Robert Cardinal Sarah (Power of Silence) notes that “For some years there has been a constant onslaught of images, lights, and colors that blind man. His interior dwelling is violated by the unhealthy, provocative images of pornography, bestial violence, and all sorts of worldly obscenities that assault purity of heart and infiltrate through the door of sight” (42).
But the problem is broader than seeing what ought not to be seen. Our eyes are dazzled by glitzy gizmos and gadgets that catch the eye and distract us: “Modern life does not allow us to look calmly at things. Our eyelids remain open incessantly, and our eyes are forced to look at a sort of ongoing spectacle. The dictatorship of the image, which plunges our attention into a perpetual whirlpool, detests silence. Man feels obliged to seek ever new realities that give him an appetite to own things; but his eyes are red, haggard, and sick. The artificial spectacles and the screens glowing uninterruptedly try to bewitch the mind and the soul. In the brightly lit prisons of the modern world, man is separated from himself and from God. He is riveted to ephemeral things, farther and farther away from what is essential” (43).

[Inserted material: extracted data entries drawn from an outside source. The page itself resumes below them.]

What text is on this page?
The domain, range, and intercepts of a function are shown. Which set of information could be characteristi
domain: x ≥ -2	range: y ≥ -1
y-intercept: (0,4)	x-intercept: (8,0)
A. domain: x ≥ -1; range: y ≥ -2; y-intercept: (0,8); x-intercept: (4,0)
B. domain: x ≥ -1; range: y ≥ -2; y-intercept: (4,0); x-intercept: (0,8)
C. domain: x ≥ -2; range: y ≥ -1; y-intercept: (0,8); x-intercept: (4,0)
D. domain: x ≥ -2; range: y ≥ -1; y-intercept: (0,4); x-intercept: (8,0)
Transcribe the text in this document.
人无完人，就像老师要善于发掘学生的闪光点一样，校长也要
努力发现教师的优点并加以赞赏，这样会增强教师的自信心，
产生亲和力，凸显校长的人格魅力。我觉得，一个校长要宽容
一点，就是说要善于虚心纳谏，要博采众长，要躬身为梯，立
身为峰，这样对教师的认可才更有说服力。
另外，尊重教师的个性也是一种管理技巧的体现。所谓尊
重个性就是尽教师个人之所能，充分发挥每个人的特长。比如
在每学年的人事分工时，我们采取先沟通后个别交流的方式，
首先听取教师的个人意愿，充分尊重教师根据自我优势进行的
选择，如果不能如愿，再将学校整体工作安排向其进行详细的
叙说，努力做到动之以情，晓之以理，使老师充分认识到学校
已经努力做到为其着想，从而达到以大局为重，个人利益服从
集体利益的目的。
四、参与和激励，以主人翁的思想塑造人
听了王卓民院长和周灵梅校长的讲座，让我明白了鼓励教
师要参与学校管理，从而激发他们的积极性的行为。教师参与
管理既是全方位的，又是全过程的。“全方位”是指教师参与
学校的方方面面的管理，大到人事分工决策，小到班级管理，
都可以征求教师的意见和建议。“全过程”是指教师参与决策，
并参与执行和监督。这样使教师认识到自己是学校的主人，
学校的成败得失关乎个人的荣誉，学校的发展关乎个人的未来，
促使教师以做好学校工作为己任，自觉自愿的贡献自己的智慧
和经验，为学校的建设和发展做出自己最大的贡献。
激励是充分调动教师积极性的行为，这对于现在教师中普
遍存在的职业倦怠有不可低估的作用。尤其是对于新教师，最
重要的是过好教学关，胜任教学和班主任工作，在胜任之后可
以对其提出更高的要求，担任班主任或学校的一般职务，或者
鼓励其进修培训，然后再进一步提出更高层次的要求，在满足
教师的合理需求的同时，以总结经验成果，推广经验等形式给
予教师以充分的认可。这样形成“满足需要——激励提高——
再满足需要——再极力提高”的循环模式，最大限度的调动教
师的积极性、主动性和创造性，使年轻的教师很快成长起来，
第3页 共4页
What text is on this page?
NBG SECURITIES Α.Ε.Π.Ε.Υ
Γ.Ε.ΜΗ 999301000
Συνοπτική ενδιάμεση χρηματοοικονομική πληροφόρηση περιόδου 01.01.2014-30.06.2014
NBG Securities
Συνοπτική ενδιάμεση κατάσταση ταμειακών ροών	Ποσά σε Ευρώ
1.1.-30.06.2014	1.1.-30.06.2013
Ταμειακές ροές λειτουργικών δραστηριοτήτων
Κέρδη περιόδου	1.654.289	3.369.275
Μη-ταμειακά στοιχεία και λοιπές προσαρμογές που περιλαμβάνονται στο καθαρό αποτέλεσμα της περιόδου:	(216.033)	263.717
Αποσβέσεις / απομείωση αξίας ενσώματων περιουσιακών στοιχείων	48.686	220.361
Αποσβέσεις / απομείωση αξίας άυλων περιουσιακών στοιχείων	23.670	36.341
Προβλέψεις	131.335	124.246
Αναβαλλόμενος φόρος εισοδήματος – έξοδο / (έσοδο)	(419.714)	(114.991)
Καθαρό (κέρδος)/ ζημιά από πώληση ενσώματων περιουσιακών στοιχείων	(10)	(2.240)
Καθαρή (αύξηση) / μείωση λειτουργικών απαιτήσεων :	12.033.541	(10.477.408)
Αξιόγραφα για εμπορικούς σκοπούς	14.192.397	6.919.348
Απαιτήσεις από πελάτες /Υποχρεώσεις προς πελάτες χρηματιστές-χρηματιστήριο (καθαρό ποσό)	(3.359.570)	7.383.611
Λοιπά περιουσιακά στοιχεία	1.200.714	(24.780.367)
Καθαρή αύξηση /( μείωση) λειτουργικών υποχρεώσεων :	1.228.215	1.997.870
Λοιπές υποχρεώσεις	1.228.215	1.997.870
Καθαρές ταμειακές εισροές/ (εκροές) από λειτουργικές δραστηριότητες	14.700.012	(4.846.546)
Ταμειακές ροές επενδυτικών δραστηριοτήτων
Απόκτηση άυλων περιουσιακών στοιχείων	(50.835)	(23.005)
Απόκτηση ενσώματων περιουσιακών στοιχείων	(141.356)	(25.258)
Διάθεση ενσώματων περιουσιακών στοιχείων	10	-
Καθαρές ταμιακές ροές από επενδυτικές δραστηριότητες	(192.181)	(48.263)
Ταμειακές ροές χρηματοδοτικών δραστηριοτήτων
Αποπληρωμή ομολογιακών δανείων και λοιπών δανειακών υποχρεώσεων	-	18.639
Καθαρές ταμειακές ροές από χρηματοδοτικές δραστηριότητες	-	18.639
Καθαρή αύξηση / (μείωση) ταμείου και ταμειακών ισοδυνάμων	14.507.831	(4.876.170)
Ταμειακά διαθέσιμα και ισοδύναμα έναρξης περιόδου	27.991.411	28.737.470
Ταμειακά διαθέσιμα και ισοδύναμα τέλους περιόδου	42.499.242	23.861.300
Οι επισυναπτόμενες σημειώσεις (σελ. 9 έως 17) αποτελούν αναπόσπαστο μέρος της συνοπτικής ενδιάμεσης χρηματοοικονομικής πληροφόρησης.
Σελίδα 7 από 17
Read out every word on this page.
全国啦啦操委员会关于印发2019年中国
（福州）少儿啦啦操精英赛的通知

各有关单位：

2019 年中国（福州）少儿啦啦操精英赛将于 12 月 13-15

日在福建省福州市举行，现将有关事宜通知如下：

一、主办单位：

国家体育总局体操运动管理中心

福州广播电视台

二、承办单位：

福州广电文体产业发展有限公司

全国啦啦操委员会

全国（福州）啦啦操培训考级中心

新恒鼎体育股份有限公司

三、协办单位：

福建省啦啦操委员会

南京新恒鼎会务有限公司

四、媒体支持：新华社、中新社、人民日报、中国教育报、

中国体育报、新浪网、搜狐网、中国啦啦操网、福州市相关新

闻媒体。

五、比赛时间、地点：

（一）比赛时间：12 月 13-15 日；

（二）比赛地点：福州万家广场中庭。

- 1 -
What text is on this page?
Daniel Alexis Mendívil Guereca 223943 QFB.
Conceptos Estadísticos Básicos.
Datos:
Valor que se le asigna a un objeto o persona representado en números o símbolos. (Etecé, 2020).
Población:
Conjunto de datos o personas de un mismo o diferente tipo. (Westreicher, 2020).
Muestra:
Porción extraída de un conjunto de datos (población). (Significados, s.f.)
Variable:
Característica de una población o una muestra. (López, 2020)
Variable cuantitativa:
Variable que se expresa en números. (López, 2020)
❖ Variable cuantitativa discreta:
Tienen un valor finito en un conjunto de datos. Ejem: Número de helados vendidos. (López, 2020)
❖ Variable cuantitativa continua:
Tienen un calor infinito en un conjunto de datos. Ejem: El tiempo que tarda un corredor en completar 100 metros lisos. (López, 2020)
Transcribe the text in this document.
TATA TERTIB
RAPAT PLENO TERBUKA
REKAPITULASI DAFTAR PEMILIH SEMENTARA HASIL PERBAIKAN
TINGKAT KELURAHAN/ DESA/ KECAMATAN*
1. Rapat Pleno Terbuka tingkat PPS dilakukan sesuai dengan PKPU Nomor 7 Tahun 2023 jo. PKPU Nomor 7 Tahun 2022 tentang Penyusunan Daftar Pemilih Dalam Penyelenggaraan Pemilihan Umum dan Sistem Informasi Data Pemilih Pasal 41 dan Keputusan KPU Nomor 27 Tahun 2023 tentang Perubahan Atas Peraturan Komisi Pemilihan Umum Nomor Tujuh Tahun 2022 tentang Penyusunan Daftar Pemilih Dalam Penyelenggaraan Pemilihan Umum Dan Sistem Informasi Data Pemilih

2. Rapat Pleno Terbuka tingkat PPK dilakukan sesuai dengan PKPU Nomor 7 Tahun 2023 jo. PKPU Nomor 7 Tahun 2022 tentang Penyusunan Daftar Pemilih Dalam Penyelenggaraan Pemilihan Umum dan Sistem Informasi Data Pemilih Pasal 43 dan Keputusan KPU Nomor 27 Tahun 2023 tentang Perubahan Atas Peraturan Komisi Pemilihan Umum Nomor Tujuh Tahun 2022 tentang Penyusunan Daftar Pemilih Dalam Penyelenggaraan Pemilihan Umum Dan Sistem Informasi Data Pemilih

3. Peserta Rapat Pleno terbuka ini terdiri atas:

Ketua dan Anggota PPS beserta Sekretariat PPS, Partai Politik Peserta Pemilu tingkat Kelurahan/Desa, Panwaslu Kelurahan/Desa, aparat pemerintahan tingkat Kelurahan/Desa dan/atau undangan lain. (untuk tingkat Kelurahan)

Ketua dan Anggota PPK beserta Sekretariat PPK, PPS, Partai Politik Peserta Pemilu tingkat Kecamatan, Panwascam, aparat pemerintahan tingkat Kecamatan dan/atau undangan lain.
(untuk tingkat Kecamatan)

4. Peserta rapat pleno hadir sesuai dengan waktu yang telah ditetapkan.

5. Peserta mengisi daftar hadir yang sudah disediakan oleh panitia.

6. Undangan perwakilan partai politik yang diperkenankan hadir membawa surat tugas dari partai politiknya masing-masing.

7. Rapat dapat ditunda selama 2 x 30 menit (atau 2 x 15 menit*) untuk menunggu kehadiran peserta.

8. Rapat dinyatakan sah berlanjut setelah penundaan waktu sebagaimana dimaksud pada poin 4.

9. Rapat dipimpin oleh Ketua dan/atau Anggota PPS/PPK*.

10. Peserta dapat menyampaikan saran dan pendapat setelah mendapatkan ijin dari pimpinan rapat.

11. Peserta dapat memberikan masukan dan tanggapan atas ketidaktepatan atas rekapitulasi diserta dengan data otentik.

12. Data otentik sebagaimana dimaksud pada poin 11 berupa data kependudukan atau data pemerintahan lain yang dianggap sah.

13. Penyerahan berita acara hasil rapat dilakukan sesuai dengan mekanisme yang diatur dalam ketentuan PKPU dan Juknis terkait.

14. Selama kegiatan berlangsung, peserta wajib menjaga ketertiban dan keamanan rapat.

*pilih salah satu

Silencing the eyes “consists of being able to close one's eyes in order to contemplate God who is in us, in the interior depths of our personal abyss. Images are drugs that we can no longer do without, because they are present everywhere and at every moment. Our eyes are sick, intoxicated, they can no longer close.” Unless we learn to silence our eyes, we will be like the blind spoken of by Isaiah, “seeing, they do not see” (44).